Imam Negri Hijrah Malik bin Anas
2 min readImam Malik bin Anas lahir pada tahun 93 H di Madinah al-Munawwarah (menurut mayoritas ulama). Ia tumbuh di kota yang menjadi tempat turunnya wahyu, pusat ilmu, dan jejak para sahabat serta tabi’in. Hal ini sangat memengaruhi pemikiran, fiqh, dan kehidupannya.
Nenek moyangnya berasal dari kabilah Yaman, “Dzu Ashbah.” Ibunya, al-‘Aliyah binti Syuraik al-Azdiyyah, adalah wanita Arab Yaman. Ia dibesarkan di lingkungan keluarga yang sangat peduli terhadap ilmu hadis. Kakeknya, Malik bin Abi ‘Amir, adalah seorang tabi’in yang meriwayatkan dari Umar bin Khattab, Utsman bin Affan, Thalhah bin Ubaidillah, dan Aisyah radhiyallahu ‘anhum.
Imam Malik mulai menghafal Al-Qur’an di awal kehidupannya, seperti kebiasaan keluarga Muslim lainnya. Ia kemudian menghafal hadis, didorong oleh lingkungannya di Madinah.

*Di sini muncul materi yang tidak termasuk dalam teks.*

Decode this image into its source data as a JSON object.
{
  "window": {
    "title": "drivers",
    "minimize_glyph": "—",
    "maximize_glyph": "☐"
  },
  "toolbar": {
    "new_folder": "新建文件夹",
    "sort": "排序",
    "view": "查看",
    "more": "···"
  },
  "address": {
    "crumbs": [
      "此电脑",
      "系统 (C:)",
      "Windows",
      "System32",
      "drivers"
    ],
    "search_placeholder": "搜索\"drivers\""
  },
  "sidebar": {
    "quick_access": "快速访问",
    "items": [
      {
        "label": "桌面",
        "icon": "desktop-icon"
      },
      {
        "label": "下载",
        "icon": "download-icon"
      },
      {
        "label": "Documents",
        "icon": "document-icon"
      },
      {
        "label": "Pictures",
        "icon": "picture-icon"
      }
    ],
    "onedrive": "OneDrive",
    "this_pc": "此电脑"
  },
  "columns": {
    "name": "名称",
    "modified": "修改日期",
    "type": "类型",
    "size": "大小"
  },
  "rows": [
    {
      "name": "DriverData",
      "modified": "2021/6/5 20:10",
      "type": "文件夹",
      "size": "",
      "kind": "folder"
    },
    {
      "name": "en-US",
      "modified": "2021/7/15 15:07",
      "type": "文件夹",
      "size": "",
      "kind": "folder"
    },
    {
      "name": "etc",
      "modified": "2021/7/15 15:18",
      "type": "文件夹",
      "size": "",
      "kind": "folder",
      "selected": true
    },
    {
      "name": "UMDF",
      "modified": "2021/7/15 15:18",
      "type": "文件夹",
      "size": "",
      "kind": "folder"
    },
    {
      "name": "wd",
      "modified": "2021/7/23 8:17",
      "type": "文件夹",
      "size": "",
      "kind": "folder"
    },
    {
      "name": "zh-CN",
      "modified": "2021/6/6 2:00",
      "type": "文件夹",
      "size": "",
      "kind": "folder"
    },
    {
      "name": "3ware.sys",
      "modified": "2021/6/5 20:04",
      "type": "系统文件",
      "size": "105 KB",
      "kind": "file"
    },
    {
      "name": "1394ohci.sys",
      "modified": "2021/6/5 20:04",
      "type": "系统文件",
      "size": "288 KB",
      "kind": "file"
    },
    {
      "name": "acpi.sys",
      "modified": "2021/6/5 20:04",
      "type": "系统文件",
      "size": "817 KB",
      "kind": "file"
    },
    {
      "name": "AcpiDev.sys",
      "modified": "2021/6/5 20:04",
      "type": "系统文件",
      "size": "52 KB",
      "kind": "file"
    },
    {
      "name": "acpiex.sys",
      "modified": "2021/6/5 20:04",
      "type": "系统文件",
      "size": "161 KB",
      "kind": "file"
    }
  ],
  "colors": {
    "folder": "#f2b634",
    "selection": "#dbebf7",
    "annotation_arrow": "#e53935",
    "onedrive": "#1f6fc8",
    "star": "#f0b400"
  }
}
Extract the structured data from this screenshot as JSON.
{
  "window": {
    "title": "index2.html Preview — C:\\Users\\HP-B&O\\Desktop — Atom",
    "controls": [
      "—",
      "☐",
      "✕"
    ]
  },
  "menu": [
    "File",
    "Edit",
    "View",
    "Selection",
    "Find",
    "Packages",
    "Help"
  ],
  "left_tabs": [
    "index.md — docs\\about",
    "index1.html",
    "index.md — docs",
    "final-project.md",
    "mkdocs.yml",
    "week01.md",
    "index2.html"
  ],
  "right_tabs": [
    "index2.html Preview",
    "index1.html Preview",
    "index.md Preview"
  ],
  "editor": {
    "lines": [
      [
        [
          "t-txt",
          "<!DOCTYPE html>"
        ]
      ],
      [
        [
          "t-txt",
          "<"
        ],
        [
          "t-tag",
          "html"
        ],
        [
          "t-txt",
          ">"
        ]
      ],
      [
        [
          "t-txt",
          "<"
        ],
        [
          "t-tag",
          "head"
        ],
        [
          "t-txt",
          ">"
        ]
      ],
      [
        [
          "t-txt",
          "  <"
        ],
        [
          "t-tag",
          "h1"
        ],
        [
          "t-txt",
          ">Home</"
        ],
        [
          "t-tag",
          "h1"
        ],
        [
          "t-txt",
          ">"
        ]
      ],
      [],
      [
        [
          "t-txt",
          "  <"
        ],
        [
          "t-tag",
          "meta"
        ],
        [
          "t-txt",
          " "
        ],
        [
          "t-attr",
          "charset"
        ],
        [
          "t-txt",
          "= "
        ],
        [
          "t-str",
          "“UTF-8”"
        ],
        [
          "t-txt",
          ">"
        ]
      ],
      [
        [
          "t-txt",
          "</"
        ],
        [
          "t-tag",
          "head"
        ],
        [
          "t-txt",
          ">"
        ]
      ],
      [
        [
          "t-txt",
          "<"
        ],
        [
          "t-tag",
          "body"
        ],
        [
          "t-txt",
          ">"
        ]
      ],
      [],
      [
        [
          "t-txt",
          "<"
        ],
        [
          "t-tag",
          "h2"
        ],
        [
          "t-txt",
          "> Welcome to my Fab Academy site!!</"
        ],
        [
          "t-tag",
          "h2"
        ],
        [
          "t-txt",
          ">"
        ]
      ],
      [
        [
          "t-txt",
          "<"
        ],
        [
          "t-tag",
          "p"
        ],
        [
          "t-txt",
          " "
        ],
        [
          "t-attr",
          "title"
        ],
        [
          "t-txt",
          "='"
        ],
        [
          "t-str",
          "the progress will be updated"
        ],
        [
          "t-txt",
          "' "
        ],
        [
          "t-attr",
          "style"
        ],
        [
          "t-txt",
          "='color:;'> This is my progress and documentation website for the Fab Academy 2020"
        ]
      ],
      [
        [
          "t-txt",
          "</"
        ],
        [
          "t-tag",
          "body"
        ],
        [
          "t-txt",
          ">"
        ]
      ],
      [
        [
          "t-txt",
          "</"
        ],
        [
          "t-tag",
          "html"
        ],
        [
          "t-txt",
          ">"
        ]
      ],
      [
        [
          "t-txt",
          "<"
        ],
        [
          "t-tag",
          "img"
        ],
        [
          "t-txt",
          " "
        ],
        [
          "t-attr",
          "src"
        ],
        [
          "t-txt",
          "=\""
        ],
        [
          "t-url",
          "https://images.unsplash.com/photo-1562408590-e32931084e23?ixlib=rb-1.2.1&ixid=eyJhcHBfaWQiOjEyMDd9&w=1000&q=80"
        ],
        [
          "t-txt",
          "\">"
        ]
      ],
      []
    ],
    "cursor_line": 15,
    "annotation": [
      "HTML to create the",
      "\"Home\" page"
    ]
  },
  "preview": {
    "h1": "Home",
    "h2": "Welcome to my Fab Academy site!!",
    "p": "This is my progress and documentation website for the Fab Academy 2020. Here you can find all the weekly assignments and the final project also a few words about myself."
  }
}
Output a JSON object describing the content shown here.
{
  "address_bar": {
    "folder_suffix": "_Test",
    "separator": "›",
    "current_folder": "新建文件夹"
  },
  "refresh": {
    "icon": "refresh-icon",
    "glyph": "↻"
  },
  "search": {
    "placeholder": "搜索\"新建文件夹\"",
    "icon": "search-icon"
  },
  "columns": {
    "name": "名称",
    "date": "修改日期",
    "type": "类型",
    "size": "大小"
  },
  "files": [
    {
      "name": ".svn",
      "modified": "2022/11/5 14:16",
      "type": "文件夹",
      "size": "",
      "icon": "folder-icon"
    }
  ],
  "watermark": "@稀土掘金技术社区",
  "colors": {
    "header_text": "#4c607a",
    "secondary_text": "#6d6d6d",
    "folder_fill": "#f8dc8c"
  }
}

Ketika menyatakan keinginan untuk mempelajari ilmu, ibunya memakaikan pakaian terbaik dan berkata:”Pergilah, pelajari adab dari Rabi’ah sebelum mempelajari ilmunya.”
Ia belajar dari Ibnu Hurmuz selama tujuh tahun, mempelajari perbedaan pendapat dan cara menjawab pengikut hawa nafsu. Ibnu Hurmuz menanamkan pentingnya mengatakan “tidak tahu” jika tidak mengetahui jawaban.
Ia juga belajar dari Nafi’, mantan budak Ibnu Umar, dengan penuh ketekunan. Imam Malik sering menunggu Nafi’ di bawah terik matahari untuk bertanya tentang pendapat Ibnu Umar.
Guru lainnya adalah Ibnu Syihab az-Zuhri, di mana Imam Malik dengan semangat belajar hingga menghafal hadis yang diajarkan oleh gurunya dalam satu pertemuan.
Setelah menyelesaikan pendidikannya, Imam Malik mulai mengajar dan memberi fatwa di Masjid Nabawi pada usia 17 tahun. Namun, ia tidak langsung memulai tanpa persetujuan ulama besar. Ia berkata:”Saya tidak duduk untuk mengajar hingga 70 ulama bersaksi bahwa saya layak untuk itu.”
Imam Malik sangat menghormati hadis Nabi. Ia enggan menulis hadis sambil berdiri karena menganggapnya tidak sopan.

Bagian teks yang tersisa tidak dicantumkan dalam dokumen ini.